Acrylic and Polypropylene Fibre Testing
topic
Acrylic fibre (polyacrylonitrile PAN ≥85% AN content, ISO 2076 definition) testing focuses on bulk development potential (high-bulk acrylic, HBA: two-component relaxation shrinkage measured at 100°C steam treatment — high-shrinkage component 20–40% boiling water shrinkage versus regular component 0–3% BWS; bulk development ratio = HS%/LS% optimum 5–10 for full bulk knitwear), hot-air shrinkage (DIN 53840, 130°C 15 min, 4.9 mN pretension: high-shrinkage component 25–40%), tenacity (ISO 5079, 25–35 cN/tex), elongation (30–50%), and birefringence (polarised light microscopy, birefringence 0.005–0.030 indicates draw ratio — higher birefringence = higher tenacity and lower shrinkage). Polypropylene (PP) staple fibre testing emphasises thermal shrinkage (dry heat 130°C, 30 min: optimum <5% for geotextile grade, <2% for carpet fibre), fibre density verification (ρ = 0.91 g/cm³ versus PET 1.38 g/cm³ — burn test and density gradient column ISO 1183 differentiate PP from PET), tenacity (40–60 cN/tex, high-tenacity grades for geotextile and rope applications 60–80 cN/tex), and UV stability (xenon arc 500 hours, ISO 105-B02: unstabilised PP retains <20% tenacity; UV-stabilised (HALS additive, 0.3–0.5%) retains >80%).

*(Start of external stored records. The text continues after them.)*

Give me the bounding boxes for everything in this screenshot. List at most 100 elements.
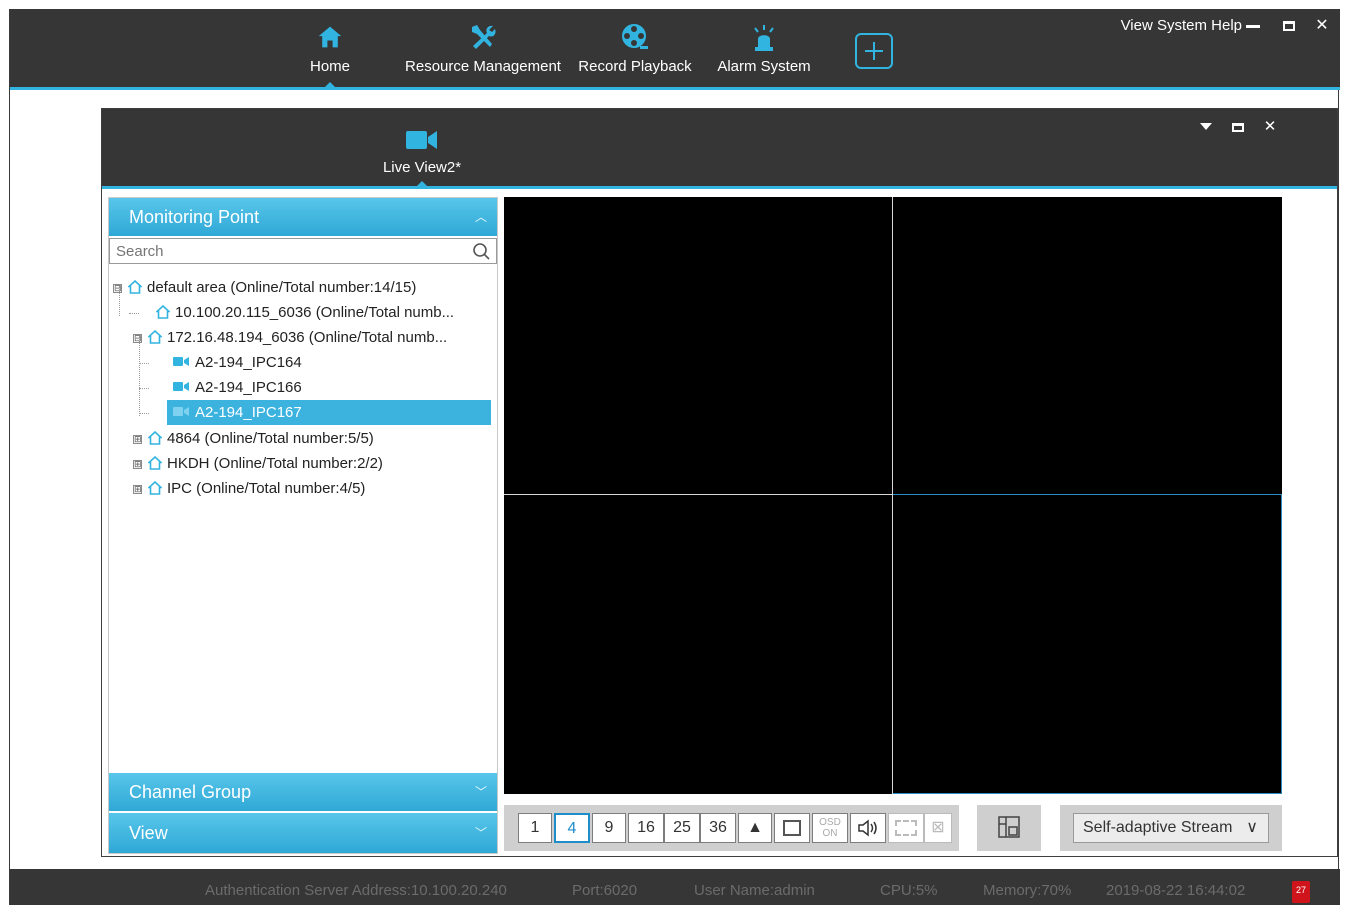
expand-icon[interactable]: ⊞: [133, 485, 142, 494]
camera-icon: [173, 407, 189, 416]
layout-36-button[interactable]: 36: [700, 813, 736, 843]
layout-4-button[interactable]: 4: [554, 813, 590, 843]
monitoring-point-header[interactable]: Monitoring Point ︿: [109, 198, 497, 236]
app-window: Home Resource Management Record Playback: [9, 9, 1340, 905]
top-nav-bar: Home Resource Management Record Playback: [10, 9, 1340, 90]
layout-25-button[interactable]: 25: [664, 813, 700, 843]
home-outline-icon: [148, 456, 162, 470]
osd-toggle-button[interactable]: OSD ON: [812, 813, 848, 843]
add-tab-button[interactable]: [855, 33, 893, 69]
video-grid: [504, 197, 1282, 794]
dropdown-icon[interactable]: [1196, 117, 1216, 137]
stream-select-value: Self-adaptive Stream: [1083, 819, 1233, 836]
view-title: View: [129, 823, 168, 843]
tools-icon: [472, 25, 496, 49]
tree-node-4864[interactable]: ⊞ 4864 (Online/Total number:5/5): [133, 426, 374, 451]
live-view-window: Live View2* ✕ Monitoring Point ︿ Search …: [101, 108, 1338, 857]
more-layouts-button[interactable]: ▲: [738, 813, 772, 843]
nav-alarm-system[interactable]: Alarm System: [710, 9, 818, 90]
save-view-toolbar: [977, 805, 1041, 851]
nav-resource-management[interactable]: Resource Management: [400, 9, 566, 90]
tree-node-label: default area (Online/Total number:14/15): [147, 279, 417, 296]
video-camera-icon: [406, 131, 437, 149]
live-view-header: Live View2* ✕: [102, 109, 1337, 189]
tree-node-default-area[interactable]: ⊟ default area (Online/Total number:14/15…: [113, 275, 416, 300]
nav-record-playback-label: Record Playback: [578, 58, 692, 75]
channel-group-header[interactable]: Channel Group ﹀: [109, 773, 497, 811]
expand-icon[interactable]: ⊞: [133, 435, 142, 444]
audio-icon[interactable]: [850, 813, 886, 843]
tree-guide: [139, 413, 149, 414]
tree-node-10-100-20-115[interactable]: 10.100.20.115_6036 (Online/Total numb...: [156, 300, 454, 325]
tree-node-label: 172.16.48.194_6036 (Online/Total numb...: [167, 329, 448, 346]
tree-node-camera-ipc164[interactable]: A2-194_IPC164: [173, 350, 302, 375]
tree-node-hkdh[interactable]: ⊞ HKDH (Online/Total number:2/2): [133, 451, 383, 476]
maximize-icon[interactable]: [1228, 117, 1248, 137]
tree-guide: [139, 363, 149, 364]
nav-record-playback[interactable]: Record Playback: [575, 9, 695, 90]
tab-live-view-label: Live View2*: [382, 159, 462, 176]
close-icon[interactable]: ✕: [1311, 15, 1333, 37]
search-input[interactable]: [110, 239, 460, 263]
video-window-3[interactable]: [504, 495, 892, 794]
tree-node-ipc[interactable]: ⊞ IPC (Online/Total number:4/5): [133, 476, 365, 501]
video-window-1[interactable]: [504, 197, 892, 494]
layout-9-button[interactable]: 9: [592, 813, 626, 843]
active-tab-caret: [322, 82, 338, 90]
tree-node-172-16-48-194[interactable]: ⊟ 172.16.48.194_6036 (Online/Total numb..…: [133, 325, 447, 350]
minimize-icon[interactable]: [1242, 15, 1264, 37]
grid-divider: [892, 197, 893, 794]
alarm-badge[interactable]: 27: [1292, 881, 1310, 903]
chevron-down-icon: ﹀: [474, 785, 487, 799]
nav-home[interactable]: Home: [296, 9, 364, 90]
save-view-icon[interactable]: [991, 813, 1027, 843]
video-window-4[interactable]: [892, 494, 1282, 794]
cpu-status: CPU:5%: [880, 882, 938, 899]
tree-node-camera-ipc166[interactable]: A2-194_IPC166: [173, 375, 302, 400]
tree-node-label: 10.100.20.115_6036 (Online/Total numb...: [175, 304, 455, 321]
fullscreen-icon[interactable]: [774, 813, 810, 843]
close-icon[interactable]: ✕: [1260, 117, 1280, 137]
layout-16-button[interactable]: 16: [628, 813, 664, 843]
home-outline-icon: [128, 280, 142, 294]
home-icon: [318, 26, 342, 48]
home-outline-icon: [156, 305, 170, 319]
collapse-icon[interactable]: ⊟: [133, 334, 142, 343]
chevron-up-icon: ︿: [474, 210, 487, 224]
video-window-2[interactable]: [893, 197, 1282, 494]
left-panel: Monitoring Point ︿ ⊟ default area (Online…: [108, 197, 498, 854]
home-outline-icon: [148, 330, 162, 344]
grid-divider: [504, 494, 892, 495]
view-header[interactable]: View ﹀: [109, 813, 497, 853]
close-all-icon[interactable]: ⊠: [924, 813, 952, 843]
tree-node-label: A2-194_IPC167: [195, 404, 302, 421]
tree-node-camera-ipc167[interactable]: A2-194_IPC167: [167, 400, 491, 425]
layout-1-button[interactable]: 1: [518, 813, 552, 843]
home-outline-icon: [148, 481, 162, 495]
memory-status: Memory:70%: [983, 882, 1072, 899]
chevron-down-icon: ∨: [1246, 819, 1258, 836]
search-icon[interactable]: [472, 242, 490, 260]
home-outline-icon: [148, 431, 162, 445]
active-tab-caret: [414, 181, 430, 189]
snapshot-disabled-icon[interactable]: [888, 813, 924, 843]
tree-node-label: 4864 (Online/Total number:5/5): [167, 430, 374, 447]
tree-node-label: A2-194_IPC164: [195, 354, 302, 371]
expand-icon[interactable]: ⊞: [133, 460, 142, 469]
search-box: [109, 238, 497, 264]
status-bar: Authentication Server Address:10.100.20.…: [10, 869, 1340, 905]
datetime-status: 2019-08-22 16:44:02: [1106, 882, 1246, 899]
stream-select[interactable]: Self-adaptive Stream ∨: [1073, 813, 1269, 843]
nav-home-label: Home: [309, 58, 350, 75]
alarm-light-icon: [754, 25, 774, 51]
tree-node-label: HKDH (Online/Total number:2/2): [167, 455, 383, 472]
tree-guide: [139, 388, 149, 389]
film-reel-icon: [622, 24, 648, 49]
maximize-icon[interactable]: [1278, 15, 1300, 37]
collapse-icon[interactable]: ⊟: [113, 284, 122, 293]
nav-resource-management-label: Resource Management: [405, 58, 561, 75]
camera-icon: [173, 382, 189, 391]
tab-live-view[interactable]: Live View2*: [370, 109, 474, 189]
layout-toolbar: 1 4 9 16 25 36 ▲ OSD ON ⊠: [504, 805, 959, 851]
system-menu[interactable]: View System Help: [1121, 17, 1242, 34]
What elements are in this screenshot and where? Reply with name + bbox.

Moisture regain: PP 0.0% versus PET 0.4% — PP zero moisture absorption gives inherent wicking advantage in activewear when texturised but creates static problems in dry conditions (surface resistivity >10¹⁴ Ω/sq without antistatic finish).
Role
Acrylic and polypropylene fibre testing characterises the unique thermal and mechanical properties that define these fibres' performance in their primary application sectors — acrylic bulk development in knitwear requiring precise HS/LS ratio verification, and PP thermal shrinkage and UV stability in geotextile applications where 10-year outdoor service life depends on polymer stabiliser package adequacy verified at incoming quality control.